Behind me, the helicopter had set down in the parking lot. Everyone was running around shouting. One of the officers ran up to my window and shouted for me to get the hell out of there.
So, of course I did.
The next morning early, I took a planned road trip to Northern California.
A week later, when I got back, I asked my friends if they had heard anything about a police dog getting stabbed. They told me the funeral of the K9 had been all over the news.
I didn't really think about it again until years later.
When I did, it didn't take a lot of online researching to find out more. The dog who saved my life was from the Huntington Beach Police Department. His name was KIM. Many years back, I emailed the police officer who was his handler and shared the story of how I was convinced deep in my bones that his partner, Kim, had saved my life that day.

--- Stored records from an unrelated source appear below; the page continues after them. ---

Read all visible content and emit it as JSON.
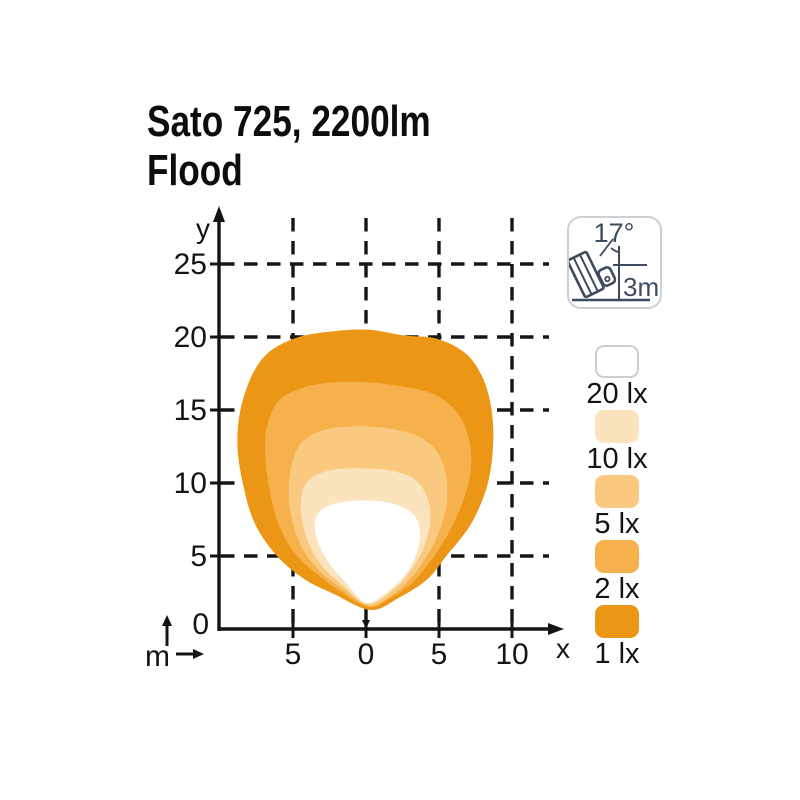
{
  "title": {
    "line1": "Sato 725, 2200lm",
    "line2": "Flood"
  },
  "mount_icon": {
    "angle_label": "17°",
    "height_label": "3m"
  },
  "legend": {
    "items": [
      {
        "label": "20 lx",
        "color_key": "lx20"
      },
      {
        "label": "10 lx",
        "color_key": "lx10"
      },
      {
        "label": "5 lx",
        "color_key": "lx5"
      },
      {
        "label": "2 lx",
        "color_key": "lx2"
      },
      {
        "label": "1 lx",
        "color_key": "lx1"
      }
    ]
  },
  "colors": {
    "lx20": "#FFFFFF",
    "lx10": "#FBE3BE",
    "lx5": "#F9C97F",
    "lx2": "#F6B04C",
    "lx1": "#EC9616",
    "swatch_border": "#C9CED3",
    "icon_stroke": "#3C4C5E",
    "axis": "#141414"
  },
  "chart_data": {
    "type": "area",
    "title": "Isolux beam pattern, Sato 725 Flood 2200lm",
    "xlabel": "x",
    "ylabel": "y",
    "unit_label": "m",
    "origin_label": "0",
    "grid": true,
    "xlim": [
      -10.2,
      13.5
    ],
    "ylim": [
      0,
      28.5
    ],
    "max_reach_m": 20.5,
    "max_width_m": 17.5,
    "x_ticks": [
      {
        "value": -5,
        "label": "5"
      },
      {
        "value": 0,
        "label": "0"
      },
      {
        "value": 5,
        "label": "5"
      },
      {
        "value": 10,
        "label": "10"
      }
    ],
    "y_ticks": [
      {
        "value": 5,
        "label": "5"
      },
      {
        "value": 10,
        "label": "10"
      },
      {
        "value": 15,
        "label": "15"
      },
      {
        "value": 20,
        "label": "20"
      },
      {
        "value": 25,
        "label": "25"
      }
    ],
    "pixel_mapping": {
      "origin_px": [
        366,
        629
      ],
      "px_per_m": 14.6
    },
    "series": [
      {
        "name": "1 lx",
        "lux": 1,
        "color_key": "lx1",
        "outline_m": [
          [
            0.3,
            1.3
          ],
          [
            -2.2,
            2.4
          ],
          [
            -4.2,
            3.4
          ],
          [
            -6.1,
            5.0
          ],
          [
            -7.6,
            7.2
          ],
          [
            -8.4,
            9.8
          ],
          [
            -8.8,
            12.5
          ],
          [
            -8.6,
            15.0
          ],
          [
            -7.8,
            17.4
          ],
          [
            -6.6,
            19.0
          ],
          [
            -4.6,
            20.0
          ],
          [
            -2.2,
            20.4
          ],
          [
            0.2,
            20.5
          ],
          [
            2.6,
            20.1
          ],
          [
            4.8,
            19.9
          ],
          [
            6.8,
            18.9
          ],
          [
            8.0,
            17.2
          ],
          [
            8.6,
            15.0
          ],
          [
            8.7,
            12.5
          ],
          [
            8.3,
            9.8
          ],
          [
            7.2,
            7.2
          ],
          [
            5.5,
            5.0
          ],
          [
            4.2,
            3.4
          ],
          [
            2.2,
            2.1
          ]
        ]
      },
      {
        "name": "2 lx",
        "lux": 2,
        "color_key": "lx2",
        "outline_m": [
          [
            0.2,
            1.5
          ],
          [
            -1.8,
            2.6
          ],
          [
            -3.4,
            3.8
          ],
          [
            -4.9,
            5.2
          ],
          [
            -6.0,
            7.2
          ],
          [
            -6.6,
            9.5
          ],
          [
            -6.9,
            11.8
          ],
          [
            -6.8,
            13.8
          ],
          [
            -6.0,
            15.6
          ],
          [
            -4.4,
            16.5
          ],
          [
            -2.2,
            16.9
          ],
          [
            0.2,
            16.9
          ],
          [
            2.6,
            16.6
          ],
          [
            4.6,
            16.1
          ],
          [
            6.2,
            14.9
          ],
          [
            7.0,
            13.2
          ],
          [
            7.2,
            11.2
          ],
          [
            6.8,
            9.2
          ],
          [
            5.9,
            7.0
          ],
          [
            4.6,
            4.9
          ],
          [
            3.2,
            3.2
          ],
          [
            1.8,
            2.2
          ]
        ]
      },
      {
        "name": "5 lx",
        "lux": 5,
        "color_key": "lx5",
        "outline_m": [
          [
            0.2,
            1.6
          ],
          [
            -1.7,
            2.8
          ],
          [
            -3.2,
            4.0
          ],
          [
            -4.4,
            5.6
          ],
          [
            -5.1,
            7.6
          ],
          [
            -5.3,
            9.6
          ],
          [
            -5.0,
            11.6
          ],
          [
            -4.2,
            13.0
          ],
          [
            -2.6,
            13.7
          ],
          [
            -0.4,
            13.9
          ],
          [
            1.8,
            13.7
          ],
          [
            3.6,
            13.2
          ],
          [
            4.9,
            12.1
          ],
          [
            5.5,
            10.4
          ],
          [
            5.5,
            8.4
          ],
          [
            4.9,
            6.4
          ],
          [
            4.0,
            4.7
          ],
          [
            2.8,
            3.2
          ],
          [
            1.6,
            2.2
          ]
        ]
      },
      {
        "name": "10 lx",
        "lux": 10,
        "color_key": "lx10",
        "outline_m": [
          [
            0.1,
            1.7
          ],
          [
            -1.6,
            3.0
          ],
          [
            -3.0,
            4.3
          ],
          [
            -3.9,
            5.8
          ],
          [
            -4.4,
            7.6
          ],
          [
            -4.4,
            9.2
          ],
          [
            -3.8,
            10.3
          ],
          [
            -2.3,
            10.9
          ],
          [
            -0.2,
            11.0
          ],
          [
            1.9,
            10.8
          ],
          [
            3.4,
            10.2
          ],
          [
            4.2,
            9.0
          ],
          [
            4.4,
            7.4
          ],
          [
            4.0,
            5.7
          ],
          [
            3.2,
            4.2
          ],
          [
            2.0,
            2.8
          ]
        ]
      },
      {
        "name": "20 lx",
        "lux": 20,
        "color_key": "lx20",
        "outline_m": [
          [
            0.0,
            1.8
          ],
          [
            -1.4,
            3.2
          ],
          [
            -2.6,
            4.6
          ],
          [
            -3.3,
            6.0
          ],
          [
            -3.5,
            7.3
          ],
          [
            -3.0,
            8.2
          ],
          [
            -1.6,
            8.7
          ],
          [
            0.3,
            8.8
          ],
          [
            2.1,
            8.5
          ],
          [
            3.3,
            7.8
          ],
          [
            3.7,
            6.5
          ],
          [
            3.4,
            5.0
          ],
          [
            2.6,
            3.6
          ],
          [
            1.4,
            2.5
          ]
        ]
      }
    ]
  }
}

Here’s an article the LA Times ran about the incident.
Here is what the Huntington Beach Police Department website says about KIM
End of Watch: March 26, 1991
On Sunday, March 26, 1991, shortly after 5:00PM, Officer Jim Weaver and his canine partner were involved in a high speed pursuit into Seal Beach. At the end of the chase, the suspect tried to escape on foot and ignored repeated demands to surrender. KIM was released and chased the suspect overtaking him in a nearby parking lot.
Once on the ground, the suspect stabbed KIM several times causing major injuries to the dog. The suspect finally surrendered to officers and was charged with multiple crimes. Due to his extensive injuries, KIM died a short time later. KIM was 5 1/2 years old and served the HBPD for two years.